何が違うと言われると、たとえば太一の笑顔に胸が騒ぐということから、お側仕えの目を盗んで皆で騒ぐ中で、偶然に太一と肌が触れ合ったときに心臓が飛び出そうになるとか、そんなことである。
ある暑い日に皆で宮殿内の川で、水遊びをした日になど、ヤマトは頬を熱くした。太陽のせいではない。水に濡れた太一王子の体の線に、どうしようもなくやましい感情を抱いてしまったからである。王はその夜、眠れなかった。
まさかと最初は思う。なにしろ同じ男で友人である。しかも形式的には将来の義兄にもなるのだ。悩みもする。だが、木の実の毒に当たり、三日もの間苦しむ太一を死なせたくないと強く思ったとき、ヤマトは自分の思いに気づいた。
そして、更にまた悩み込んだ。その挙げ句、信頼の置ける友人に相談したくなるのも無理はなかった。その頃にはヤマトの胸には、これは恋なのかという疑問があったのだが。
こっそりとヤマトは一歳上の友人に、この太一を見るたび、思うたびに沸き上がる感情は何なのだろうかと相談した。
西の国からわざわざ船で運ばせた眼鏡とやらをゆっくり押し上げ、王の学友である丈はヤマトの真っ赤になった顔を見つめた。
ごまかそうかと思ったが、それは良くない。
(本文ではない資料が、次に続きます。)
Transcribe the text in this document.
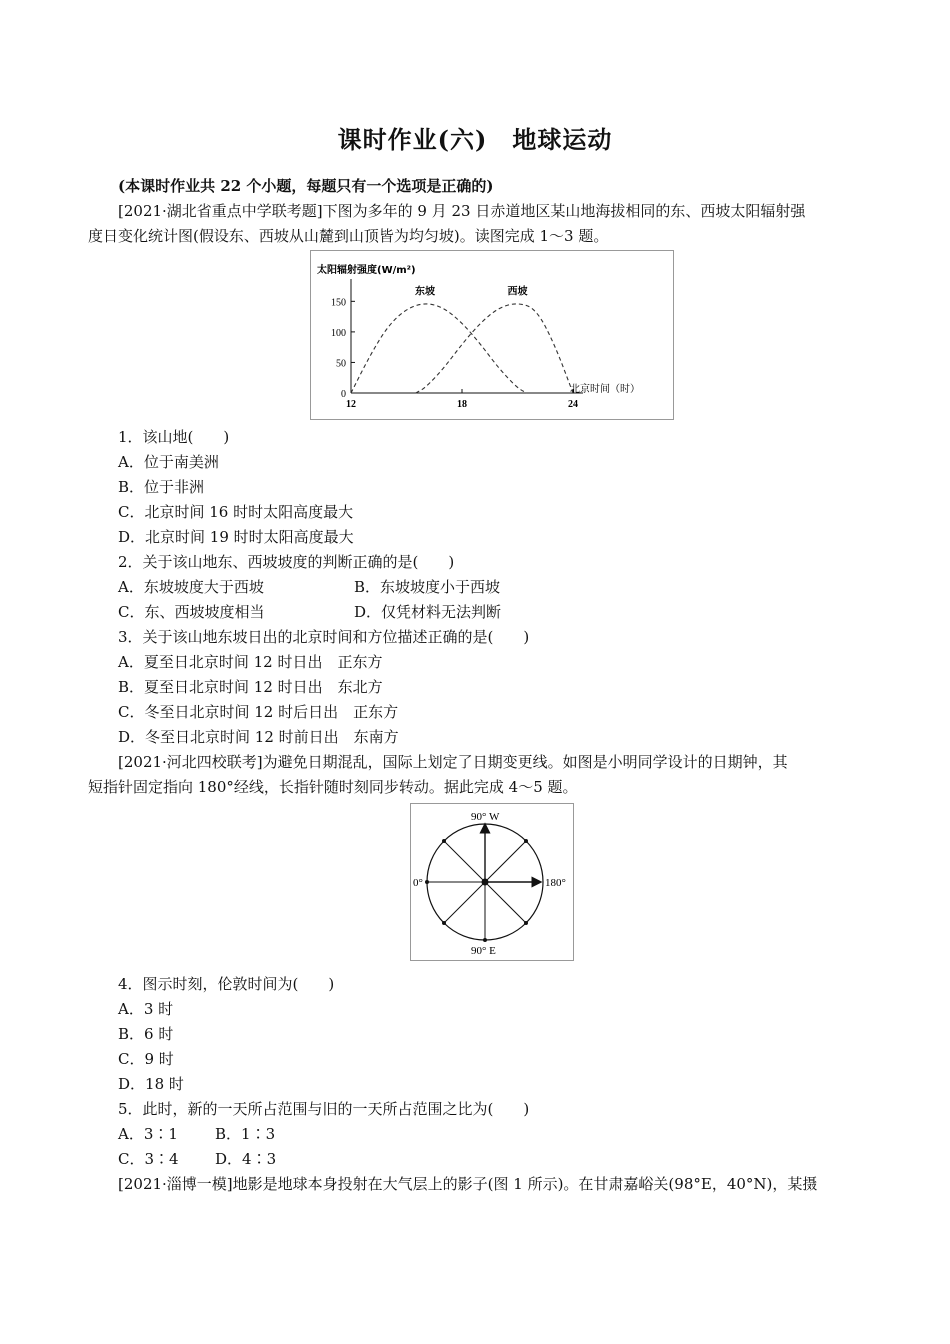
课时作业(六)　地球运动
(本课时作业共 22 个小题，每题只有一个选项是正确的)
[2021·湖北省重点中学联考题]下图为多年的 9 月 23 日赤道地区某山地海拔相同的东、西坡太阳辐射强
度日变化统计图(假设东、西坡从山麓到山顶皆为均匀坡)。读图完成 1～3 题。
太阳辐射强度(W/m²)
0
50
100
150
12	18	24
北京时间（时）
东坡	西坡
1．该山地(　　)
A．位于南美洲
B．位于非洲
C．北京时间 16 时时太阳高度最大
D．北京时间 19 时时太阳高度最大
2．关于该山地东、西坡坡度的判断正确的是(　　)
A．东坡坡度大于西坡	B．东坡坡度小于西坡
C．东、西坡坡度相当	D．仅凭材料无法判断
3．关于该山地东坡日出的北京时间和方位描述正确的是(　　)
A．夏至日北京时间 12 时日出　正东方
B．夏至日北京时间 12 时日出　东北方
C．冬至日北京时间 12 时后日出　正东方
D．冬至日北京时间 12 时前日出　东南方
[2021·河北四校联考]为避免日期混乱，国际上划定了日期变更线。如图是小明同学设计的日期钟，其
短指针固定指向 180°经线，长指针随时刻同步转动。据此完成 4～5 题。
90° W
0°	180°
90° E
4．图示时刻，伦敦时间为(　　)
A．3 时
B．6 时
C．9 时
D．18 时
5．此时，新的一天所占范围与旧的一天所占范围之比为(　　)
A．3∶1 B．1∶3
C．3∶4 D．4∶3
[2021·淄博一模]地影是地球本身投射在大气层上的影子(图 1 所示)。在甘肃嘉峪关(98°E，40°N)，某摄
誠実が一番なのだと父や兄たちから教えられている。
咳払いをして、丈は応えた。
「恋、じゃないかな?」
ヤマトは首を絞められたような苦しい顔になった。
「恋……か?」
「恋……だと思う」
開け放した窓から花の薫りを含んだ風が入ってくる。卓の上に盛られた果実の匂いもじつにさわやかだ。
ヤマトはゆっくりため息をつき、すっきりしたような、そして新しい苦しみを見つけだしたような、なんとも悩ましげな表情になった。
「……大変だね」
「俺も思う」
王である他に年頃の少年としての悩みまで背負ってしまったヤマトに、丈は心から同情した。
こうしてヤマトは許されないと思われる初恋を抱いて、日々を送っていたが、太一もヤマトが物思いに浸る東屋とは、庭園と宮殿を挟んだ遠い場所にある別の東屋で、ため息をついていた。
このため息は王と同種のものである。つまり恋煩いから来る切ないため息というもので、丈などが見れば、友人のために微笑しながらも一肌脱ぎ、肝心のヤマトが見れば、思い人にこんな横顔をさせた上、あのような切なげな息をつかせる相手は誰だと嫉妬するようなものであった。
一応、太一も一国の王子であるからして、側仕えの臣下などもいる。しかし、太一はどこにでも一人で足を運び、あちらこちらと活発に動き回るので、付いていくのは難しい。供の者は太一の姿を見失い、探し回った挙げ句、元の場所で見つけるということもあった。
今日もまた、そうやって供の者をまいてしまうと、太一はため息をついた。この広く、丁寧に手入れされた庭園と、美しい装飾と典雅な様式の宮殿を越えた先にヤマトがいる。
学友といっても、ヤマトは国王でもあるので、執務で忙しい。もっと幼い内ならば、それこそ一日を共に過ごしたものだが、この年齢になれば、王は王らしい仕事を始めてしまう。それが寂しい。たまらなく寂しい。
寂しいと同時に、太一は間近に迫ったある日のことを考えると、恐ろしいほどの不安に悩まされる。妹がこの国へやってくるのだ。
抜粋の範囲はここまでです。